After two years rowing against the tide, cinema is finally beginning to raise its head. Hence, ‘Love in its place’ finally appears, secretly shot in the middle of a pandemic as a fitting tribute to art and the effort of all who make it possible; a cinematographic experience that, in the words of Cortés, “discovers a side of the occupation that the cinema had not yet shown: how all kinds of artists continued to act, even in the most unlikely circumstances, to light a flickering flame in the middle of the darkness ». In the same way, the director aspires to relight, with the wick of his story, the light of that ritual that is to enjoy cinema in theaters.

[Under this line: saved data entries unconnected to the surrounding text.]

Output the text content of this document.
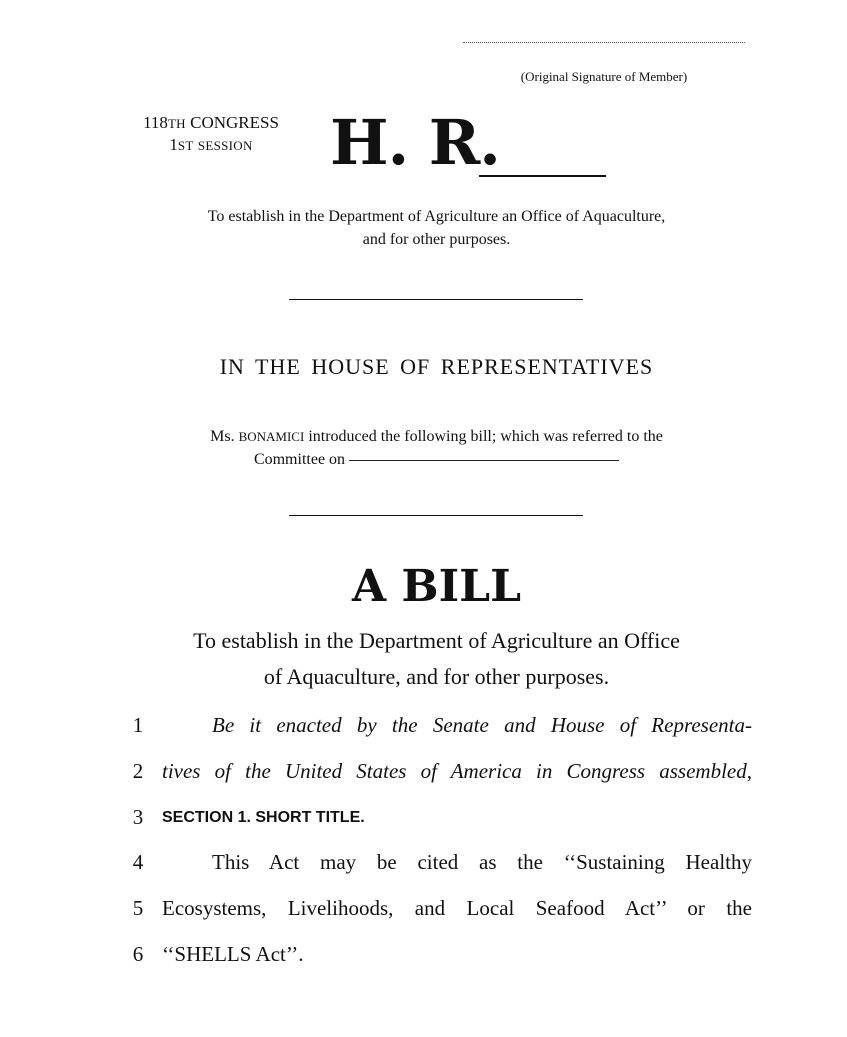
(Original Signature of Member)
118TH CONGRESS
1ST SESSION	H. R.
To establish in the Department of Agriculture an Office of Aquaculture,
and for other purposes.
IN THE HOUSE OF REPRESENTATIVES
Ms. BONAMICI introduced the following bill; which was referred to the
Committee on
A BILL
To establish in the Department of Agriculture an Office
of Aquaculture, and for other purposes.
1	Be it enacted by the Senate and House of Representa-
2 tives of the United States of America in Congress assembled,
3	SECTION 1. SHORT TITLE.
4	This Act may be cited as the ‘‘Sustaining Healthy
5 Ecosystems, Livelihoods, and Local Seafood Act’’ or the
6 ‘‘SHELLS Act’’.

To do this, he shows his ingenuity and his nimble pen to the script, written by Cortés himself together with renowned German novelist David Safier in a libretto that recreates the staging of the play ‘Milosc Szuka Mieszkania’ (‘Love seeks an apartment’), which was performed in the winter of 1942 at the Fémina Theater in Warsaw. Pending the premiere of ‘The joke’, one of the four episodes of the ‘remake’ of ‘Stories to sleep’ that he will present at the Sitges Festival, Rodrigo Cortés focuses on this film on a group of actors during the performance of the comedy musical written in the Warsaw ghetto by the Polish-Jewish playwright and composer Jerzy Jurandot, of whose songs only the lyrics survived.
International cast
Danish actress Clara Rugaard, a sensation at Sundance with the film ‘I Am Mother’, and the interpreter Ferdia Walsh-Peelo, star of ‘Coda’ and ‘Sing Street’, lead the cast of this film inspired by real events. Magnus Krepper (‘Millenium 2: The Girl Who Dreamed of a Match and a Can of Gasoline’), Freya Parks (‘Les Miserables’), Jack Roth (‘Bohemian Rahapsody’) and Henry Goodman (‘The New Pope’), among others, they complete the cast of a film whose music has been composed for the film respecting the tradition of musical theater of the moment.
The film is produced by Adrián Guerra and Núria Valls, from Nostromo Pictures, together with Love Gets a Room AIE, with the collaboration of the Department of Culture of the Generalitat of Catalonia and the participation of Televisión de Cataluña and Crea SGR. out Lionsgate, while A Contracorriente Films will distribute the film in Spain from December 3.